An instructor once told me that violence is chaos in action and it’s your job to bring order to the chaos. I believe this is an accurate statement and would add “before it kills you” to the end of that sentence. Violence comes in many shapes and sizes and each situation can be radically different from the next, despite starting off with the same or similar parameters. Predicting how the encounter will unfold is difficult and unreliable, to put it mildly. If you’re truly honest about it, you accept this. But that truth is uncomfortable because, in general, humans don’t like chaos.
We like things to make sense.
We like black or white answers.
We want it to be easy and simple.
It rarely is.
As a result, there is a need to analyze, scrutinize and study violence to put together a system that allows you to handle it when it comes your way. Martial arts and self-defense systems are a part of that. Studying human psychology, the legal system, physics, avoidance and prevention, etc. are also part of the solution. All those together make it difficult again and we typically don’t like that. A commonly used quick solution is to make assumptions by willfully omitting factors you don’t have an answer for or relying on “common knowledge”. Sometimes this works, sometimes it doesn’t. That is why I always harp on Randy’s quote of “The differences are just as important as the similarities.”

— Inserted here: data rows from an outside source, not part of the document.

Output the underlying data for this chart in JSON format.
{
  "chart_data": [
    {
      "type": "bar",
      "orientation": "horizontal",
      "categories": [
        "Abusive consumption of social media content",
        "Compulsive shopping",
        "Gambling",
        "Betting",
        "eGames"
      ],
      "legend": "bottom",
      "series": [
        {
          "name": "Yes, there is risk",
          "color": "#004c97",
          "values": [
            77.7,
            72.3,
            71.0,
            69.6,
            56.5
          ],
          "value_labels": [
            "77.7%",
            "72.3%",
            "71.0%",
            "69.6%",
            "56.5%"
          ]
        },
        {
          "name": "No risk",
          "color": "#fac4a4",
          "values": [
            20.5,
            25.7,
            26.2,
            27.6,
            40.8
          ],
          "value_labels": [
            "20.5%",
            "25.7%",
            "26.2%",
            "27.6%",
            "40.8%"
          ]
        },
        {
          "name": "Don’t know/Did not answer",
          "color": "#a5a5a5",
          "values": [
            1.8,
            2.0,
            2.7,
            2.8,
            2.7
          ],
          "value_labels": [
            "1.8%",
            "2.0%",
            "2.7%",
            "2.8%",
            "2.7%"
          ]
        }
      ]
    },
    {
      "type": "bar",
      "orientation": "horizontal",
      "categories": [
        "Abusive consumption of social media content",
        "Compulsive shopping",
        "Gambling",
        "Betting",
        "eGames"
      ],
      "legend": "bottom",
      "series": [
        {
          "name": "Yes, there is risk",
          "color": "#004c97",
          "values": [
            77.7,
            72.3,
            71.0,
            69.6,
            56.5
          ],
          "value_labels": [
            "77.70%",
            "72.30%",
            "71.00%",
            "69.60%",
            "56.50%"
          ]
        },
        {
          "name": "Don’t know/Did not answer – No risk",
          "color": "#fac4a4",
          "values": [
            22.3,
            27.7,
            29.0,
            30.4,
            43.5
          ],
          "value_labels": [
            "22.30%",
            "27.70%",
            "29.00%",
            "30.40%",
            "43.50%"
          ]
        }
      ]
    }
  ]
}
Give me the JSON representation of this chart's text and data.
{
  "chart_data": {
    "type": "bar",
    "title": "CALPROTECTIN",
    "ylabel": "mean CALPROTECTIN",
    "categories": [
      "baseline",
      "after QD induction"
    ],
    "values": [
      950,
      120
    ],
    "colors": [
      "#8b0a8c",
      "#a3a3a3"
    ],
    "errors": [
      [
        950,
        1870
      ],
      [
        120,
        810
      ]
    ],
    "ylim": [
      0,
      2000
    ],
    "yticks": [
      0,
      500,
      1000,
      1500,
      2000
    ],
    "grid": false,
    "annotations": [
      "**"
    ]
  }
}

You can take a violent situation and look at the similarities to come to certain conclusions. These conclusions can be completely accurate or completely false, depending on certain parameters you won’t know up front will be present. I covered this dynamic in the first article in my newsletter series, but when I saw these two videos, I found them to be prefect illustrations for it.
Both videos feature a man armed with a gun facing an unarmed man. These are the similarities. My point is that the differences are just as important and the chaos of violence makes it unpredictable what the outcome will be. Let’s take a look.
As far as I know, a guy barges into town hall to confront his ex. A security guard tries to stop him and the fight ensues. The guard shoots the guy in the head, killing him instantly. NSFW.
A robber sticks a gun in a store clerk’s face and thinks all is groovy. Then he gets a surprise…
In both videos, an unarmed man is confronted with a firearm wielding opponent. Two similarities, radically different outcomes. Why?
Because the differences are just as important as the two similarities.
If you take a minute or two, you can come up with a long list of differences between both videos and come to certain conclusions. The next step is to try and understand why those differences are there, what is their relative importance, how do they influence the end result and how you can account for them in your own training.
Answering those questions takes time and effort, with no certainty of getting things right when you are placed in the same or a similar situation. That’s just how violence works.
What is the point of this article? I have several I want to make:
- If you only look at the similarities, you ignore the differences at your peril. Taking complex situations and reducing them to the simplest of common denominators is not always the best solution to a problem.
- It’s easy to make assumptions and ignore the factors that create chaos and unpredictability. Just because it’s easier to practice then or it keeps you from scrutinizing the flaws in your system, doesn’t mean it’s a good idea.
- It’s easy to make assumptions that are wrong or incomplete. I’ve heard tons and tons of instructors say you can’t just rip a gun out of somebody’s hand. The second video shows just that… Does that mean you can always pull this off? No. Again, many different parameters come into play (try to list them, just as an exercise…) So be wary of extrapolating general rules from single incidents. As Dr. K. says: the plural of anecdote is not evidence.
- Contrast all this with the confidence some professionals and experienced fighters have with their techniques. They have a higher success rate with them than people who lack their experience. But does that mean they will work for you? How can you know you aren’t lacking a specific component to get the same result? The professional teaching you his most effective techniques might not know about the importance of that component. He might even take it for granted. Who knows?
- There are no guarantees. As much as we like things to be simple, they rarely are. Anybody who tells you they have an easy, never-fail solution to violence is either full of shit or he doesn’t understand the true nature of violence.
- It’s your butt on the line. You decide how far you take things. You decide what your assumptions are, which factors you incorporate in your training, when you re-evaluate them, etc. I can’t make those choices for you as I don’t live your life. My only recommendation is to do all this as a conscious choice instead of blindly accepting information from any instructor, including me.
As always, good luck in your training.